Das mag nicht zuletzt im Scheitern der Weimarer Republik sowie im Aufkommen des Nationalsozialismus liegen, die eine Verarbeitung des Kriegstraumas erschwerten und nicht zuletzt verhinderten. Die folgenreichen Ereignisse des Zweiten Weltkrieges trugen ihr Übriges dazu bei und überlagerten die Erinnerung an den Ersten Weltkrieg schließlich vollends.
Erst mit der Verarbeitung des Zweiten Weltkrieges wurde auch das Trauma des vorangegangenen Kriegs in Deutschland aufgearbeitet. Im Zuge dessen kamen zwei lange in Vergessenheit geratene Filme wieder zum Vorschein, die 1933 vom nationalsozialistischen Regime verboten wurden: Georg Wilhelm Pabsts Westfront 1918 und Lewis Milestones Im Westen nichts Neues.
Westfront 1918 – Vier von der Infanterie
Der 1930 von G. W. Pabst realisierte Film Westfront 1918 ist einer der ersten deutschen Filme, die sich mit den Ereignissen des damals bereits über zehn Jahre zurückliegenden Ersten Weltkrieges auseinandersetzten. Das Drehbuch basiert auf dem Roman Vier von der Infanterie, in dem der deutsche Schriftsteller Ernst Johannsen die Ereignisse verarbeitete, die er selbst während des Ersten Weltkrieges, u.a. als Funker in Verdun, erlebte.
Westfront 1918 erzählt die Geschichte vierer deutscher Soldaten, die gegen Ende des Krieges an der französischen Westfront stationiert sind. Die Protagonisten – der Bayer, der Student, der Leutnant und Karl – stehen pars pro toto für eine vom Krieg erschütterte und zerstörte Gesellschaft, die von den Machthabern für deren Zwecke instrumentalisiert wurden.
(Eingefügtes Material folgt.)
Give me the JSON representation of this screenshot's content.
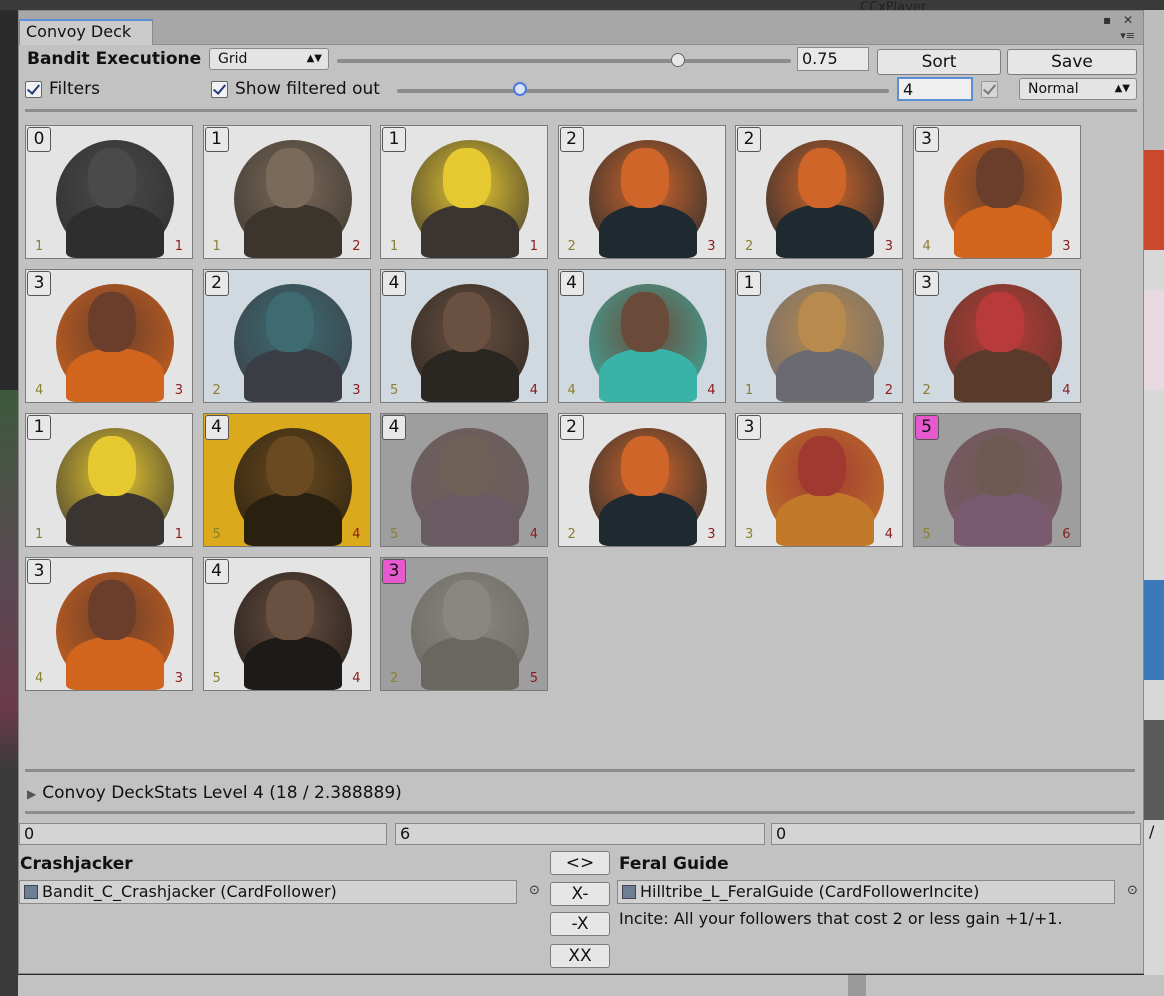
{
  "background": {
    "title_fragment": "CCxPlayer"
  },
  "window": {
    "tab_title": "Convoy Deck",
    "deck_name": "Bandit Executione",
    "layout_dropdown": "Grid",
    "zoom_slider_value": 0.75,
    "zoom_field": "0.75",
    "sort_label": "Sort",
    "save_label": "Save",
    "filters_label": "Filters",
    "show_filtered_label": "Show filtered out",
    "level_slider_value": 0.25,
    "level_field": "4",
    "mode_dropdown": "Normal"
  },
  "cards": [
    {
      "cost": "0",
      "atk": "1",
      "hp": "1",
      "bg": "#e4e4e4",
      "skin": "#4a4a4a",
      "body": "#2e2e2e",
      "pink": false
    },
    {
      "cost": "1",
      "atk": "1",
      "hp": "2",
      "bg": "#e4e4e4",
      "skin": "#7a6a5a",
      "body": "#3b352e",
      "pink": false
    },
    {
      "cost": "1",
      "atk": "1",
      "hp": "1",
      "bg": "#e4e4e4",
      "skin": "#e6c830",
      "body": "#3a3530",
      "pink": false
    },
    {
      "cost": "2",
      "atk": "2",
      "hp": "3",
      "bg": "#e4e4e4",
      "skin": "#d0652a",
      "body": "#1f2a30",
      "pink": false
    },
    {
      "cost": "2",
      "atk": "2",
      "hp": "3",
      "bg": "#e4e4e4",
      "skin": "#d0652a",
      "body": "#1f2a30",
      "pink": false
    },
    {
      "cost": "3",
      "atk": "4",
      "hp": "3",
      "bg": "#e4e4e4",
      "skin": "#6a3e2a",
      "body": "#d2651e",
      "pink": false
    },
    {
      "cost": "3",
      "atk": "4",
      "hp": "3",
      "bg": "#e4e4e4",
      "skin": "#6a3e2a",
      "body": "#d2651e",
      "pink": false
    },
    {
      "cost": "2",
      "atk": "2",
      "hp": "3",
      "bg": "#d0d8e0",
      "skin": "#3e6a72",
      "body": "#3a3e44",
      "pink": false
    },
    {
      "cost": "4",
      "atk": "5",
      "hp": "4",
      "bg": "#d0d8e0",
      "skin": "#6a5040",
      "body": "#2a2622",
      "pink": false
    },
    {
      "cost": "4",
      "atk": "4",
      "hp": "4",
      "bg": "#d0d8e0",
      "skin": "#6a4a38",
      "body": "#39b3a8",
      "pink": false
    },
    {
      "cost": "1",
      "atk": "1",
      "hp": "2",
      "bg": "#d0d8e0",
      "skin": "#b88a4e",
      "body": "#6a6a70",
      "pink": false
    },
    {
      "cost": "3",
      "atk": "2",
      "hp": "4",
      "bg": "#d0d8e0",
      "skin": "#b83a3a",
      "body": "#5a3a2a",
      "pink": false
    },
    {
      "cost": "1",
      "atk": "1",
      "hp": "1",
      "bg": "#e4e4e4",
      "skin": "#e6c830",
      "body": "#3a3530",
      "pink": false
    },
    {
      "cost": "4",
      "atk": "5",
      "hp": "4",
      "bg": "#dbaa1c",
      "skin": "#6a4a20",
      "body": "#2a2010",
      "pink": false
    },
    {
      "cost": "4",
      "atk": "5",
      "hp": "4",
      "bg": "#9e9e9e",
      "skin": "#6e6258",
      "body": "#6a5a62",
      "pink": false
    },
    {
      "cost": "2",
      "atk": "2",
      "hp": "3",
      "bg": "#e4e4e4",
      "skin": "#d0652a",
      "body": "#1f2a30",
      "pink": false
    },
    {
      "cost": "3",
      "atk": "3",
      "hp": "4",
      "bg": "#e4e4e4",
      "skin": "#a03a30",
      "body": "#c27a2a",
      "pink": false
    },
    {
      "cost": "5",
      "atk": "5",
      "hp": "6",
      "bg": "#9e9e9e",
      "skin": "#6e5a50",
      "body": "#7a5a6e",
      "pink": true
    },
    {
      "cost": "3",
      "atk": "4",
      "hp": "3",
      "bg": "#e4e4e4",
      "skin": "#6a3e2a",
      "body": "#d2651e",
      "pink": false
    },
    {
      "cost": "4",
      "atk": "5",
      "hp": "4",
      "bg": "#e4e4e4",
      "skin": "#6a5040",
      "body": "#1e1a18",
      "pink": false
    },
    {
      "cost": "3",
      "atk": "2",
      "hp": "5",
      "bg": "#9e9e9e",
      "skin": "#8a8680",
      "body": "#6a6660",
      "pink": true
    }
  ],
  "stats": {
    "foldout_label": "Convoy DeckStats Level 4 (18 / 2.388889)",
    "field_a": "0",
    "field_b": "6",
    "field_c": "0",
    "slash": "/"
  },
  "compare": {
    "left_title": "Crashjacker",
    "left_object": "Bandit_C_Crashjacker (CardFollower)",
    "right_title": "Feral Guide",
    "right_object": "Hilltribe_L_FeralGuide (CardFollowerIncite)",
    "right_desc": "Incite: All your followers that cost 2 or less gain +1/+1.",
    "btn_swap": "<>",
    "btn_xminus": "X-",
    "btn_minusx": "-X",
    "btn_xx": "XX"
  }
}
Der junge, optimistische Student zieht durch seine gerade erst entdeckte Liebe zu der Französin Yvette voller Lebensmut und Zuversicht in den Krieg, wo er nur kurze Zeit später durch die Hand eines anderen Soldaten getötet wird. Der Bayer, der in der Truppe immerzu mit seinem Gesang für Unterhaltung sorgt und den Krieg in erster Linie als eine Art Abenteuer sieht, wird während eines Angriffs von einer Granate getroffen. Das persönliche Schicksal Karls reicht über die Front hinaus, wo sich der Krieg bereits auf seine Ehe auszuwirken beginnt. Während seines Heimaturlaubes ertappt er seine Frau mit einem anderen Mann, was ihm den letzten Funken Hoffnung zu nehmen scheint. Völlig desillusioniert kehrt er ohne ein Zeichen der Versöhnung an die Front zurück und meldet sich geradewegs als Freiwilliger für ein Himmelfahrtskommando, bei dem er unter Beschuss gerät. Zusammen mit dem Bayer und dem Leutnant, der unterdessen auf dem Schlachtfeld dem Wahnsinn verfallen ist, wird er ins Lazarett eingeliefert. Dort angekommen, wird das Ausmaß des Krieges in seiner ganzen Grausamkeit ersichtlich und Karl, der langsam seinen Verletzungen erliegt, spricht mit seinem letzten Atemzug das für ihn nun Offensichtliche aus: »Alle sind wir schuld!«.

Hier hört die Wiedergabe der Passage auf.